# Print order for cmyk on white



## phazeonechicago (Mar 18, 2008)

just need a starting point for cmyk on white.


----------



## phazeonechicago (Mar 18, 2008)

:d :d Thanks Fred!


----------



## rwshirts (Dec 5, 2007)

Fred....we found that on our last job, we had to print yellow first, or it would discolor from the other, darker inks.


RW


----------



## studog79 (Jul 13, 2006)

Its like the song....... YMCK


----------



## rwshirts (Dec 5, 2007)

Stuart....you are correct! My ink dealer reminded me that always print light to dark on 4-color process. Just almost like the song!!


RW


----------



## Steelheader100 (Jan 18, 2007)

I always go Y,M,C,K also.


----------



## DnDcreationz (Mar 2, 2011)

Question on this 
ok - i'm starting on the CMYK screen printing process. I understand the YMCK , light to dark. But my question is. When you print out your negatives and burn your screens, you have 4 screens. So 1 C, 2 M, 3 Y and 4th screen is the K. So would you but yellow on the 1st screen, or would you just use the 3rd screen with yellow on it first? Hope i'm not saying this in a confusing way. Please let me know. Thank you


----------



## Fluid (Jun 20, 2005)

Yellow 1st screen
Magenta 2nd screen
Cyan 3rd 
Black 4th.

Print in that order. Use high mesh and print wet on wet.

- Fluid
Corel Master

Sent from somewhere using T-Shirt Forums App


----------



## HardEdge (Oct 19, 2012)

The first thing I did when learning 4CP 20 years ago ( on a manual ) was build a color chart.

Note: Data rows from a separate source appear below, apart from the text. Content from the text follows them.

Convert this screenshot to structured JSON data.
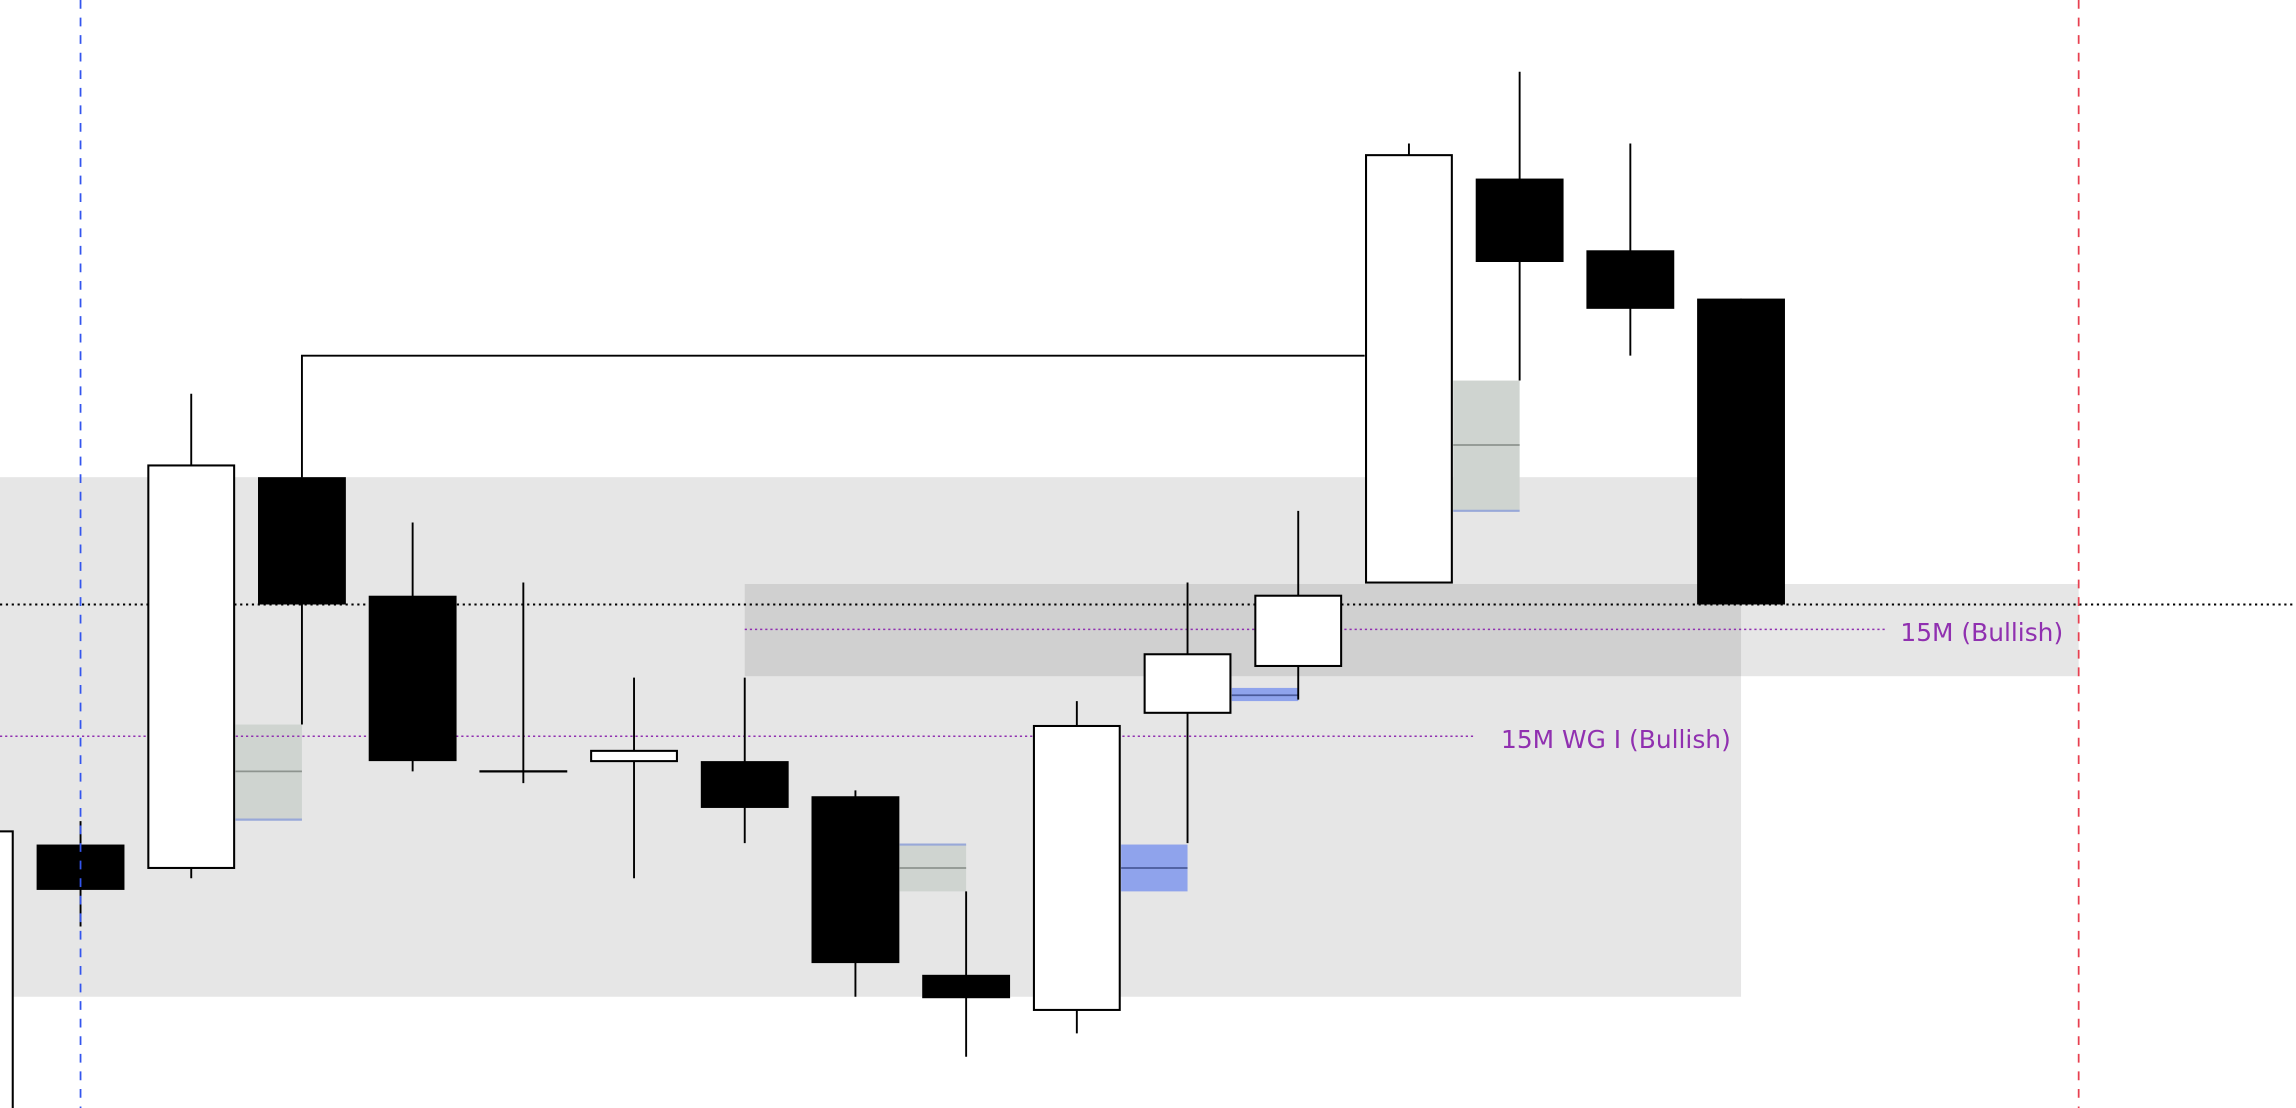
{
  "chart_data": {
    "type": "candlestick",
    "title": "",
    "xlabel": "",
    "ylabel": "",
    "axes_visible": false,
    "grid": false,
    "colors": {
      "bull_body": "#ffffff",
      "bear_body": "#000000",
      "zone": "#e6e6e6",
      "zone_overlap": "#d0d0d0",
      "gap_box": "#cfd4d0",
      "gap_box_blue": "#8fa3ec",
      "purple_level": "#9030b0",
      "blue_vline": "#3355ee",
      "red_vline": "#e84050"
    },
    "candles": [
      {
        "i": 0,
        "open": -20,
        "high": 189,
        "low": -20,
        "close": 189
      },
      {
        "i": 1,
        "open": 180,
        "high": 196,
        "low": 124,
        "close": 149
      },
      {
        "i": 2,
        "open": 164,
        "high": 488,
        "low": 157,
        "close": 439
      },
      {
        "i": 3,
        "open": 431,
        "high": 431,
        "low": 262,
        "close": 344
      },
      {
        "i": 4,
        "open": 350,
        "high": 400,
        "low": 230,
        "close": 237
      },
      {
        "i": 5,
        "open": 230,
        "high": 359,
        "low": 222,
        "close": 230
      },
      {
        "i": 6,
        "open": 237,
        "high": 294,
        "low": 157,
        "close": 244
      },
      {
        "i": 7,
        "open": 237,
        "high": 294,
        "low": 181,
        "close": 205
      },
      {
        "i": 8,
        "open": 213,
        "high": 217,
        "low": 76,
        "close": 99
      },
      {
        "i": 9,
        "open": 91,
        "high": 148,
        "low": 35,
        "close": 75
      },
      {
        "i": 10,
        "open": 67,
        "high": 278,
        "low": 51,
        "close": 261
      },
      {
        "i": 11,
        "open": 270,
        "high": 359,
        "low": 181,
        "close": 310
      },
      {
        "i": 12,
        "open": 302,
        "high": 408,
        "low": 279,
        "close": 350
      },
      {
        "i": 13,
        "open": 359,
        "high": 659,
        "low": 359,
        "close": 651
      },
      {
        "i": 14,
        "open": 635,
        "high": 708,
        "low": 497,
        "close": 578
      },
      {
        "i": 15,
        "open": 586,
        "high": 659,
        "low": 514,
        "close": 546
      },
      {
        "i": 16,
        "open": 553,
        "high": 553,
        "low": 344,
        "close": 344
      }
    ],
    "zones": [
      {
        "from": 0.3,
        "to": 16,
        "low": 76,
        "high": 431,
        "kind": "zone"
      },
      {
        "from": 7,
        "to": 19.05,
        "low": 295,
        "high": 358,
        "kind": "zone"
      }
    ],
    "gap_boxes": [
      {
        "from": 2.4,
        "to": 3,
        "low": 197,
        "high": 262,
        "mid": 230,
        "edge": "low",
        "kind": "gray"
      },
      {
        "from": 8.4,
        "to": 9,
        "low": 148,
        "high": 180,
        "mid": 164,
        "edge": "high",
        "kind": "gray"
      },
      {
        "from": 13.4,
        "to": 14,
        "low": 408,
        "high": 497,
        "mid": 453,
        "edge": "low",
        "kind": "gray"
      },
      {
        "from": 10.4,
        "to": 11,
        "low": 148,
        "high": 180,
        "mid": 164,
        "edge": "none",
        "kind": "blue"
      },
      {
        "from": 11.4,
        "to": 12,
        "low": 278,
        "high": 287,
        "mid": 282,
        "edge": "none",
        "kind": "blue"
      }
    ],
    "levels": [
      {
        "price": 344,
        "from": 0.3,
        "to": 21.5,
        "style": "black-dotted",
        "label": ""
      },
      {
        "price": 327,
        "from": 7,
        "to": 17.3,
        "style": "purple-dotted",
        "label": "15M (Bullish)"
      },
      {
        "price": 254,
        "from": 0.3,
        "to": 13.6,
        "style": "purple-dotted",
        "label": "15M WG I (Bullish)"
      }
    ],
    "connector": {
      "price": 514,
      "from": 3,
      "to": 12.6
    },
    "vlines": [
      {
        "at": 1,
        "style": "blue-dashed"
      },
      {
        "at": 19.05,
        "style": "red-dashed"
      }
    ]
  }
}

Since I knew I wouldn't be able to match PMS colors, I just put CMYK values and built a chart with about 160 colors on it. I printed it recording everything in every order ( wiping screens between ) with black always last. You will notice color shifts when doing this. Printing YMCK 
gives you deeper greens, bluer purples, redder reds, leaning towards the latter color in print sequence. We adjusted our order based on the art ( we sep all of the designs we print ). If you need rich reds and bright greens, run CYMK. Deeper greens and brighter purples run YCMK.
Enough can't be said about controlling as many variables as possible, and bump plates are a life saver, when you understand how to use them. Building your own chart ( use correct angles ), and thorough testing your personal parameters will be worth every hour ( days ) and dollar spent.


----------



## TYGERON (Apr 26, 2009)

There are no absolutes that apply to every process job. No "always". The most effective print order depends on the art/graphic and a lot of other factors. Light to dark is generally recommended but not set in stone. Other common "absolutes" are that you don't need a White underbase when printing on White garments. Actually it's used often for control. Another one is that you need 305 mesh screens. Again, it depends on the art and the look you want and other factors. Four color process will also require more colors to round out the limited color gamut of process printing.

Try different print orders to actually see what the results are.

And absolutely don't settle for absolutes


----------



## DnDcreationz (Mar 2, 2011)

Thanks Fluid!!! big help!


----------